Ma se il martirio è considerato come una morte ideale ed idealizzata, il Corano in realtà proibisce in maniera categorica e formale il ricorso al suicidio. Tuttavia tale questione, come del resto anche le innovazioni introdotte dal progresso, sono materia di interpretazione. Secondo alcuni ecclesiastici gli atti di martirio (istishhad) sono distinti e per nulla riconducibili al suicidio (intihar), poiché “i primi sono portati a termine dai nostri giovani dietro nostra ispirazione. Il suicidio è un atto personale e va contro il disegno di Dio.

Il martirio è un atto per avvicinarsi a Dio

Nel Corano, si fa esplicito riferimento al suicidio una sola volta. Nella Sura delle Donne (IV, 29) si dice: “O voi che credete, non divorate vicendevolmente i vostri beni, ma commerciate con mutuo consenso e non uccidete (…). Allāh è misericordioso con voi”. Al richiamo coranico si affiancano alcuni Hadith del Profeta e numerose fatwā’, tutti contro la pratica del suicidio. Tuttavia, come si ricorda in una recente fatwā’ (2000) sulla guerra in Cecenia, emessa probabilmente dallo Sheykh Hamud bin Uqla al-Shu‘aybi, ultraconservatore wahhabita, le operazioni nelle quali il mujahid si immola non sono atti di suicidio, ma di “martirio” o di “sacrificio di sé”. “Il nome di operazioni suicide, usato da alcuni, è impreciso e in realtà questo nome è stato inventato dagli ebrei per scoraggiare la nostra gente dal compiere queste operazioni. Quanto è grande la differenza tra chi commette suicidio a causa della sua infelicità e chi sacrifica se stesso in nome della forza della sua fede e della sua convinzione, per la vittoria dell’Islām e per l’esaltazione della Parola di Allah.
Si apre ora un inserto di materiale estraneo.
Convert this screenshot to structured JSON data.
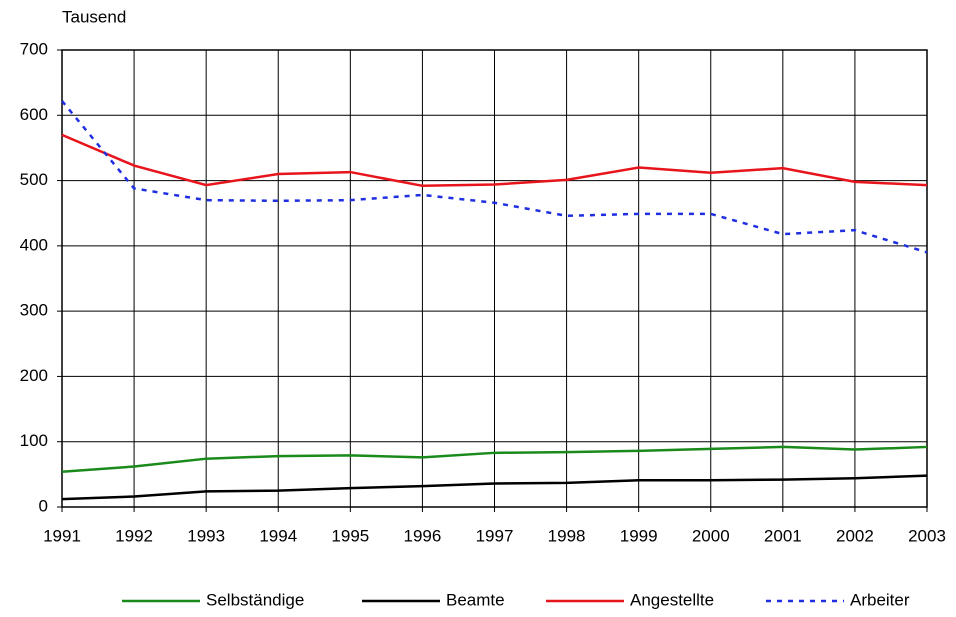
{
  "chart_data": {
    "type": "line",
    "y_label": "Tausend",
    "x": [
      1991,
      1992,
      1993,
      1994,
      1995,
      1996,
      1997,
      1998,
      1999,
      2000,
      2001,
      2002,
      2003
    ],
    "xlim": [
      1991,
      2003
    ],
    "xticks": [
      1991,
      1992,
      1993,
      1994,
      1995,
      1996,
      1997,
      1998,
      1999,
      2000,
      2001,
      2002,
      2003
    ],
    "ylim": [
      0,
      700
    ],
    "yticks": [
      0,
      100,
      200,
      300,
      400,
      500,
      600,
      700
    ],
    "grid": true,
    "legend": "bottom",
    "series": [
      {
        "name": "Selbständige",
        "color": "#1a8a1a",
        "linestyle": "solid",
        "values": [
          54,
          62,
          74,
          78,
          79,
          76,
          83,
          84,
          86,
          89,
          92,
          88,
          92
        ]
      },
      {
        "name": "Beamte",
        "color": "#000000",
        "linestyle": "solid",
        "values": [
          12,
          16,
          24,
          25,
          29,
          32,
          36,
          37,
          41,
          41,
          42,
          44,
          48
        ]
      },
      {
        "name": "Angestellte",
        "color": "#e8141b",
        "linestyle": "solid",
        "values": [
          570,
          523,
          493,
          510,
          513,
          492,
          494,
          501,
          520,
          512,
          519,
          498,
          493
        ]
      },
      {
        "name": "Arbeiter",
        "color": "#1f2ee0",
        "linestyle": "dotted",
        "values": [
          622,
          488,
          470,
          469,
          470,
          478,
          466,
          446,
          449,
          449,
          418,
          424,
          390
        ]
      }
    ]
  }
}
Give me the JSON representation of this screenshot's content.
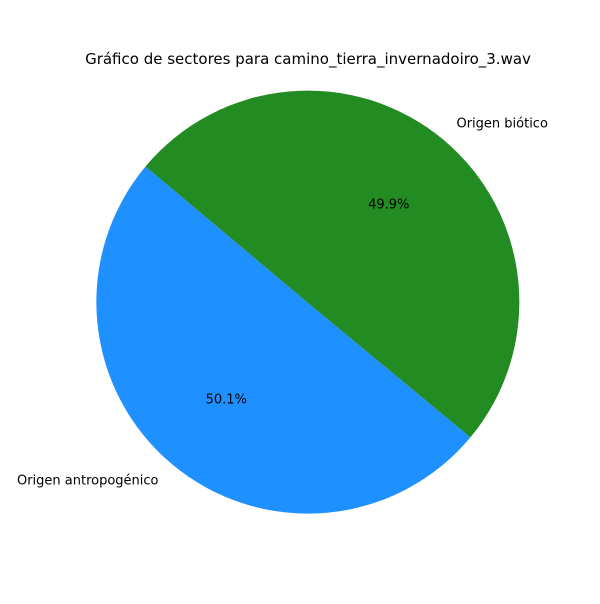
{
  "chart_data": {
    "type": "pie",
    "title": "Gráfico de sectores para camino_tierra_invernadoiro_3.wav",
    "slices": [
      {
        "label": "Origen antropogénico",
        "value": 50.1,
        "pct_label": "50.1%",
        "color": "#1e90ff"
      },
      {
        "label": "Origen biótico",
        "value": 49.9,
        "pct_label": "49.9%",
        "color": "#228b22"
      }
    ],
    "start_angle_deg": 140,
    "direction": "counterclockwise",
    "legend": "none"
  }
}
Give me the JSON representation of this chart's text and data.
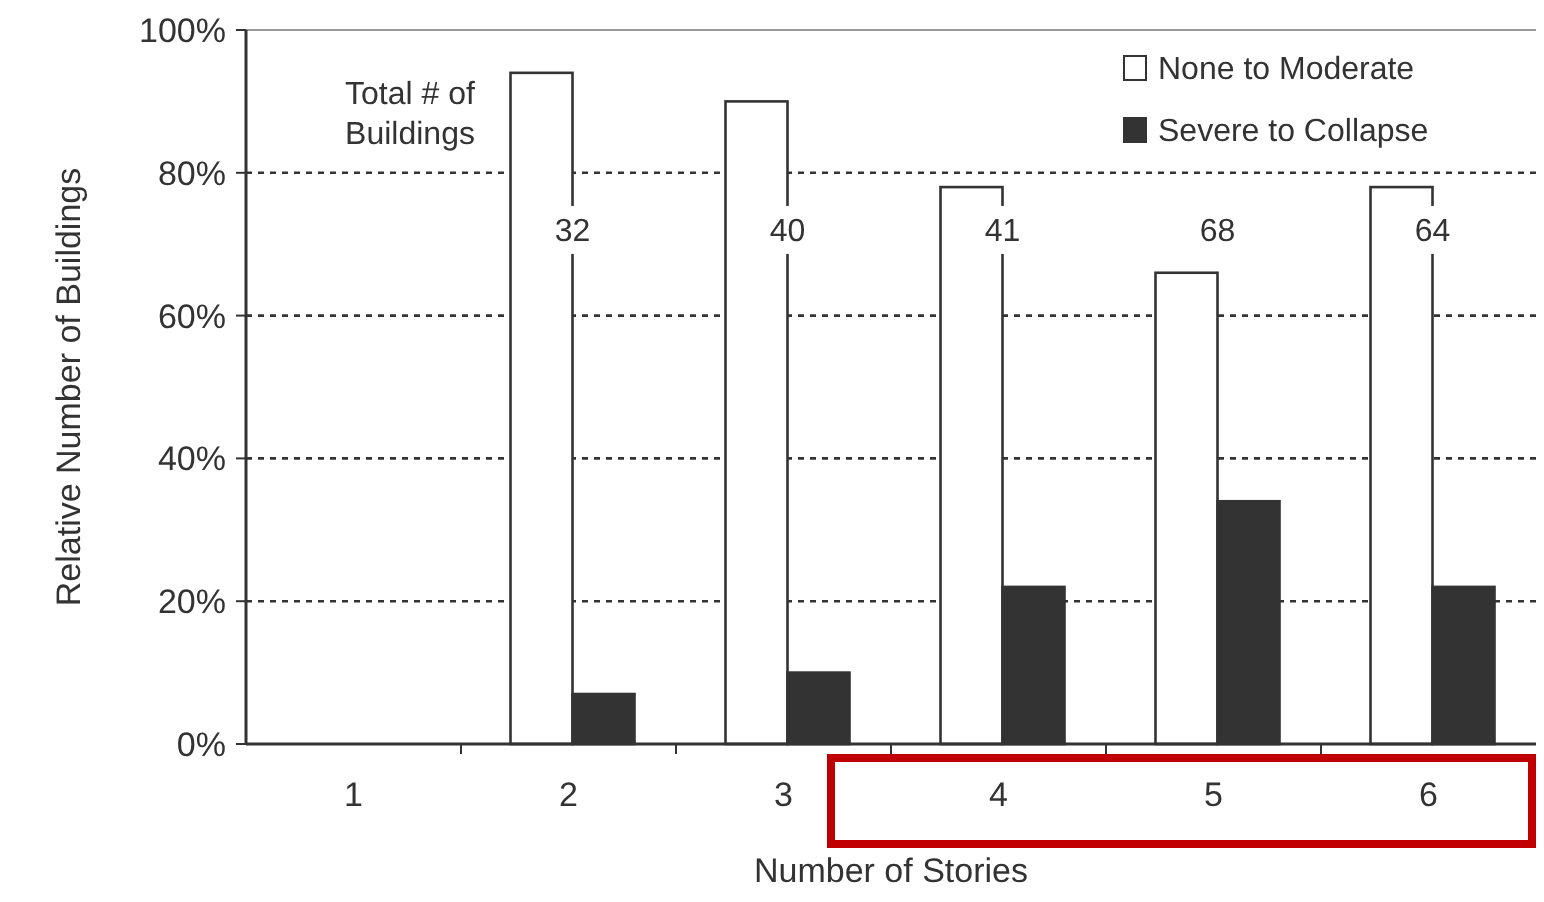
{
  "chart_data": {
    "type": "bar",
    "xlabel": "Number of Stories",
    "ylabel": "Relative Number of Buildings",
    "categories": [
      "1",
      "2",
      "3",
      "4",
      "5",
      "6"
    ],
    "series": [
      {
        "name": "None to Moderate",
        "color": "#ffffff",
        "values": [
          0,
          94,
          90,
          78,
          66,
          78
        ]
      },
      {
        "name": "Severe to Collapse",
        "color": "#333333",
        "values": [
          0,
          7,
          10,
          22,
          34,
          22
        ]
      }
    ],
    "ylim": [
      0,
      100
    ],
    "yticks": [
      {
        "value": 0,
        "label": "0%"
      },
      {
        "value": 20,
        "label": "20%"
      },
      {
        "value": 40,
        "label": "40%"
      },
      {
        "value": 60,
        "label": "60%"
      },
      {
        "value": 80,
        "label": "80%"
      },
      {
        "value": 100,
        "label": "100%"
      }
    ],
    "grid": "y",
    "legend": "top right",
    "annotations": [
      "Total # of Buildings",
      {
        "text": "32",
        "x": "2",
        "y": 72
      },
      {
        "text": "40",
        "x": "3",
        "y": 72
      },
      {
        "text": "41",
        "x": "4",
        "y": 72
      },
      {
        "text": "68",
        "x": "5",
        "y": 72
      },
      {
        "text": "64",
        "x": "6",
        "y": 72
      }
    ]
  }
}
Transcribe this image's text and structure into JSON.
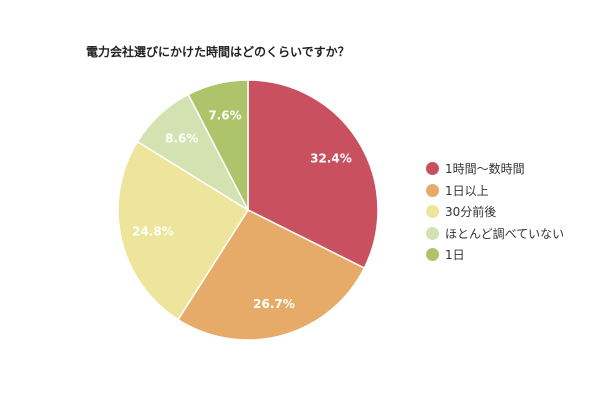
{
  "chart_data": {
    "type": "pie",
    "title": "電力会社選びにかけた時間はどのくらいですか？",
    "legend_position": "right",
    "start_angle": "top, clockwise",
    "slices": [
      {
        "label": "1時間～数時間",
        "value": 32.4,
        "display": "32.4%",
        "color": "#c9505e"
      },
      {
        "label": "1日以上",
        "value": 26.7,
        "display": "26.7%",
        "color": "#e6ab69"
      },
      {
        "label": "30分前後",
        "value": 24.8,
        "display": "24.8%",
        "color": "#ede59c"
      },
      {
        "label": "ほとんど調べていない",
        "value": 8.6,
        "display": "8.6%",
        "color": "#d4e2b1"
      },
      {
        "label": "1日",
        "value": 7.6,
        "display": "7.6%",
        "color": "#adc46a"
      }
    ]
  }
}
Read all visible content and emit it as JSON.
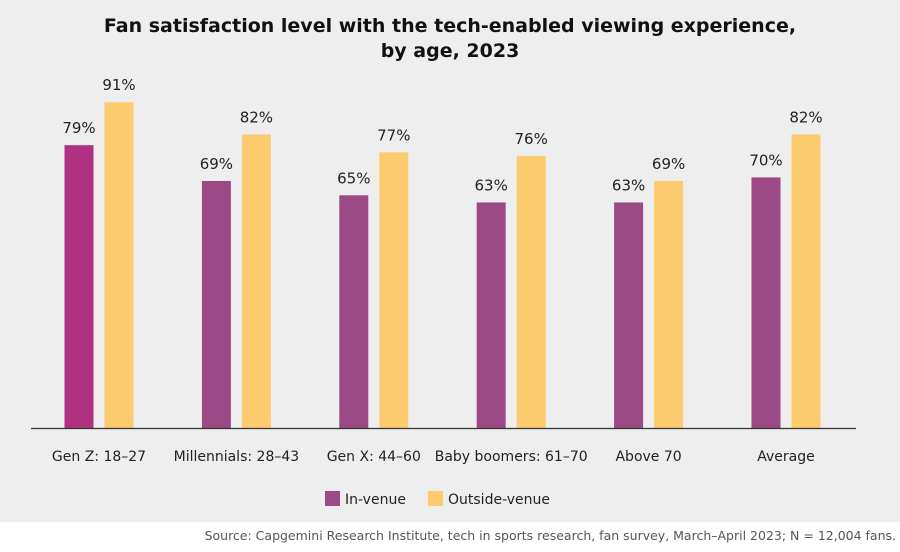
{
  "chart_data": {
    "type": "bar",
    "title_lines": [
      "Fan satisfaction level with the tech-enabled viewing experience,",
      "by age, 2023"
    ],
    "categories": [
      "Gen Z: 18–27",
      "Millennials: 28–43",
      "Gen X: 44–60",
      "Baby boomers: 61–70",
      "Above 70",
      "Average"
    ],
    "series": [
      {
        "name": "In-venue",
        "values": [
          79,
          69,
          65,
          63,
          63,
          70
        ],
        "labels": [
          "79%",
          "69%",
          "65%",
          "63%",
          "63%",
          "70%"
        ]
      },
      {
        "name": "Outside-venue",
        "values": [
          91,
          82,
          77,
          76,
          69,
          82
        ],
        "labels": [
          "91%",
          "82%",
          "77%",
          "76%",
          "69%",
          "82%"
        ]
      }
    ],
    "ylim": [
      0,
      100
    ],
    "xlabel": "",
    "ylabel": "",
    "grid": false,
    "legend_position": "bottom-center"
  },
  "colors": {
    "in_venue_highlight": "#b03082",
    "in_venue": "#9b4a85",
    "outside_venue": "#fccb6e",
    "axis": "#333333"
  },
  "source": "Source: Capgemini Research Institute, tech in sports research, fan survey, March–April 2023; N = 12,004 fans."
}
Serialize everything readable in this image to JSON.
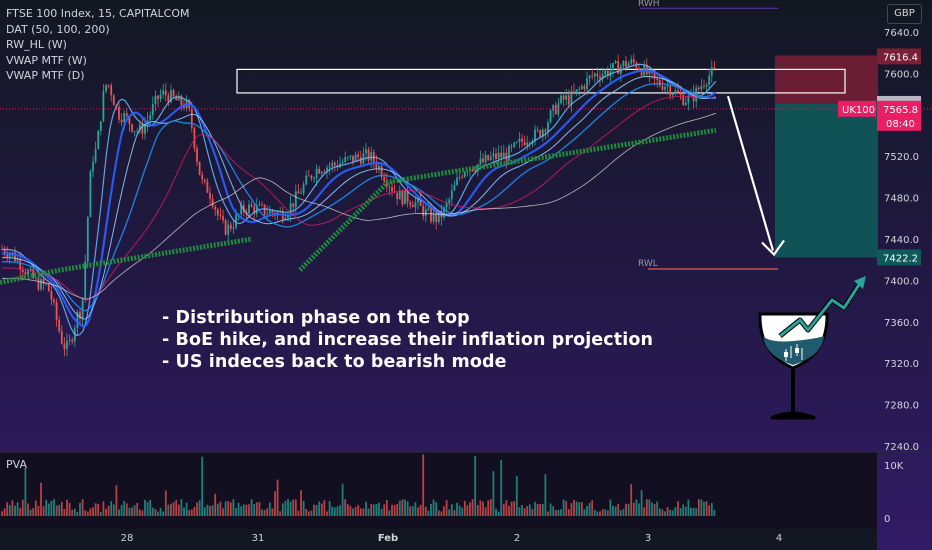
{
  "header": {
    "title": "FTSE 100 Index, 15, CAPITALCOM",
    "indicators": [
      "DAT (50, 100, 200)",
      "RW_HL (W)",
      "VWAP MTF (W)",
      "VWAP MTF (D)"
    ],
    "currency": "GBP"
  },
  "annotation": [
    "- Distribution phase on the top",
    "- BoE hike, and increase their inflation projection",
    "- US indeces back to bearish mode"
  ],
  "volume_pane": {
    "label": "PVA",
    "ticks": [
      "10K",
      "0"
    ]
  },
  "levels": {
    "rwh": "RWH",
    "rwl": "RWL"
  },
  "colors": {
    "background_top": "#131722",
    "background_bottom": "#311a66",
    "stop_zone": "#7a1f36",
    "target_zone": "#0e5a5a",
    "bullish": "#26a69a",
    "bearish": "#ef5350",
    "vwap_green": "#1e8c3a",
    "ma_blue": "#2962ff",
    "arrow": "#ffffff"
  },
  "icons": [
    "wine-glass-icon",
    "trend-arrow-icon"
  ],
  "chart_data": {
    "type": "candlestick",
    "symbol": "FTSE 100 Index",
    "timeframe": "15",
    "exchange": "CAPITALCOM",
    "currency": "GBP",
    "y_axis": {
      "range": [
        7240,
        7660
      ],
      "ticks": [
        7640.0,
        7600.0,
        7560.0,
        7520.0,
        7480.0,
        7440.0,
        7400.0,
        7360.0,
        7320.0,
        7280.0,
        7240.0
      ],
      "tick_labels": [
        "7640.0",
        "7600.0",
        "7560.0",
        "7520.0",
        "7480.0",
        "7440.0",
        "7400.0",
        "7360.0",
        "7320.0",
        "7280.0",
        "7240.0"
      ]
    },
    "x_axis": {
      "labels": [
        {
          "text": "28",
          "date": "2023-01-28"
        },
        {
          "text": "31",
          "date": "2023-01-31"
        },
        {
          "text": "Feb",
          "date": "2023-02-01"
        },
        {
          "text": "2",
          "date": "2023-02-02"
        },
        {
          "text": "3",
          "date": "2023-02-03"
        },
        {
          "text": "4",
          "date": "2023-02-04"
        }
      ]
    },
    "price_labels": {
      "stop": {
        "value": 7616.4,
        "text": "7616.4"
      },
      "entry": {
        "value": 7570.5,
        "text": "7570.5"
      },
      "current": {
        "value": 7565.8,
        "text": "7565.8",
        "symbol": "UK100",
        "countdown": "08:40"
      },
      "target": {
        "value": 7422.2,
        "text": "7422.2"
      }
    },
    "price_path": [
      {
        "x": "2023-01-26",
        "y": 7430
      },
      {
        "x": "2023-01-26",
        "y": 7395
      },
      {
        "x": "2023-01-27",
        "y": 7335
      },
      {
        "x": "2023-01-27",
        "y": 7370
      },
      {
        "x": "2023-01-27",
        "y": 7520
      },
      {
        "x": "2023-01-27",
        "y": 7590
      },
      {
        "x": "2023-01-27",
        "y": 7560
      },
      {
        "x": "2023-01-28",
        "y": 7545
      },
      {
        "x": "2023-01-28",
        "y": 7580
      },
      {
        "x": "2023-01-29",
        "y": 7570
      },
      {
        "x": "2023-01-29",
        "y": 7490
      },
      {
        "x": "2023-01-30",
        "y": 7450
      },
      {
        "x": "2023-01-30",
        "y": 7470
      },
      {
        "x": "2023-01-31",
        "y": 7465
      },
      {
        "x": "2023-01-31",
        "y": 7510
      },
      {
        "x": "2023-01-31",
        "y": 7520
      },
      {
        "x": "2023-02-01",
        "y": 7480
      },
      {
        "x": "2023-02-01",
        "y": 7460
      },
      {
        "x": "2023-02-01",
        "y": 7510
      },
      {
        "x": "2023-02-01",
        "y": 7520
      },
      {
        "x": "2023-02-02",
        "y": 7540
      },
      {
        "x": "2023-02-02",
        "y": 7575
      },
      {
        "x": "2023-02-02",
        "y": 7600
      },
      {
        "x": "2023-02-02",
        "y": 7610
      },
      {
        "x": "2023-02-03",
        "y": 7590
      },
      {
        "x": "2023-02-03",
        "y": 7575
      },
      {
        "x": "2023-02-03",
        "y": 7600
      },
      {
        "x": "2023-02-03",
        "y": 7575
      },
      {
        "x": "2023-02-03",
        "y": 7566
      }
    ],
    "vwap_weekly_green": [
      {
        "x": "2023-01-26",
        "y": 7398
      },
      {
        "x": "2023-01-27",
        "y": 7410
      },
      {
        "x": "2023-01-30",
        "y": 7435
      },
      {
        "x": "2023-01-31",
        "y": 7440
      },
      {
        "x": "2023-02-01",
        "y": 7495
      },
      {
        "x": "2023-02-02",
        "y": 7515
      },
      {
        "x": "2023-02-03",
        "y": 7545
      }
    ],
    "distribution_box": {
      "low": 7585,
      "high": 7600
    },
    "rwh_level": 7660,
    "rwl_level": 7411,
    "risk_reward": {
      "entry": 7570.5,
      "stop": 7616.4,
      "target": 7422.2
    },
    "projection_arrow": {
      "from": 7578,
      "to": 7425
    }
  }
}
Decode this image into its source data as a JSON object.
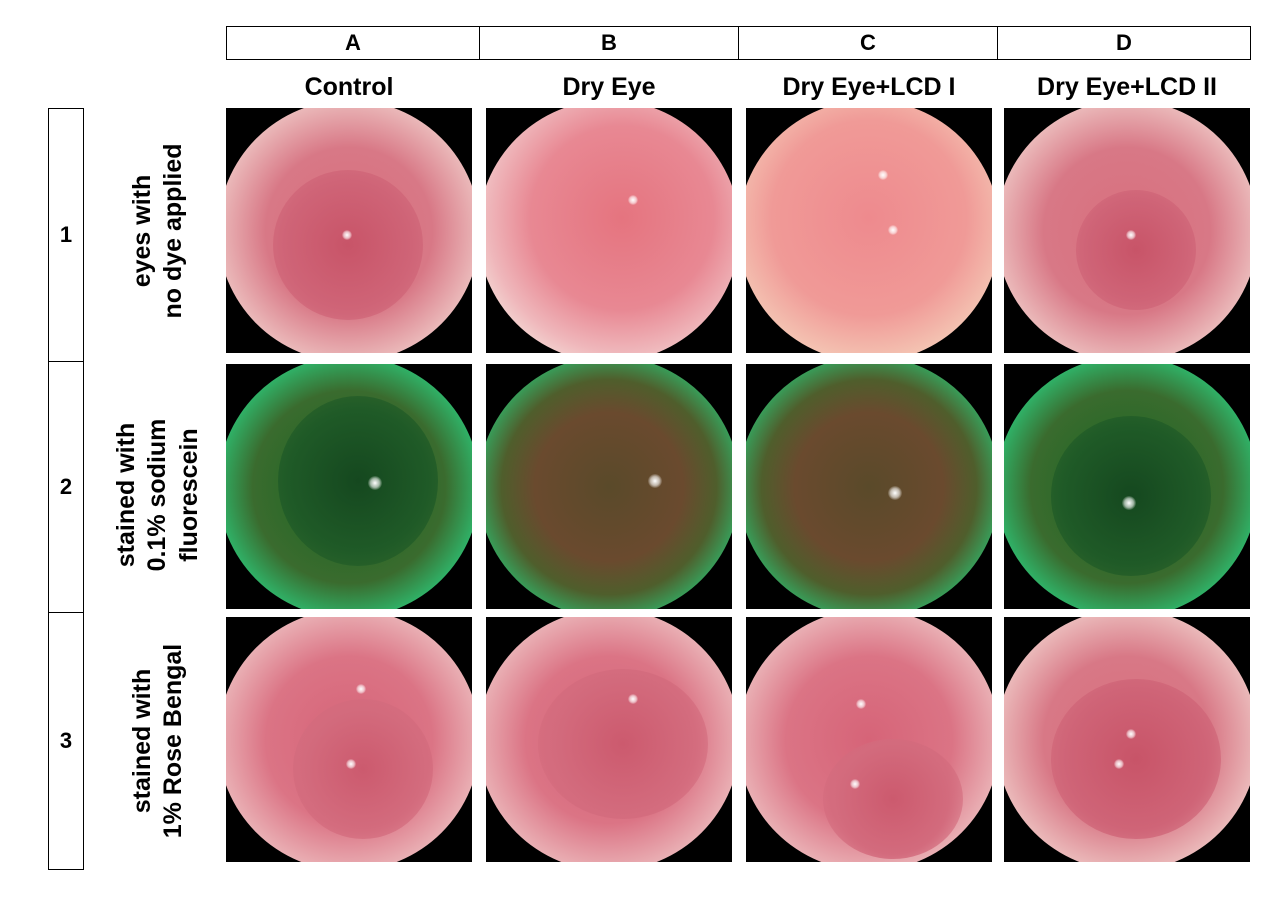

Per gli sciiti, e in particolare i militanti di Hezbollah, il martirio di Hussein è preso a simbolo per la lotta contro i tiranni dell’era contemporanea. Secondo l’interpretazione data dalla guida spirituale sciita, l’ayatollah Sayyed Mohamed Hussein Fadlallah, la tragedia di Karbala simboleggia la tragedia umana. Essa è stata incarnata da una persona – Hussein – che ha vissuto in nome di un intero popolo e dell’Islām, e che ha combattuto la corruzione della società. Hezbollah incarna la volontà di sacrificio per combattere la tirannia di Israele e degli Stati Uniti, considerati invasori, colonizzatori e corruttori di una società pura come quella islamica.

Per legittimare il martirio, alcuni gruppi ricorrono ad una delle fonti giurisprudenziali per eccellenza, il Corano, riprendendo le tematiche che rendono il conflitto iustum ac pium, ovvero quando la comunità islamica può ricorrere al conflitto. In prima istanza ciò è per giustificare la resistenza armata e gli atti di guerra contro la Francia, Israele e gli Stati Uniti.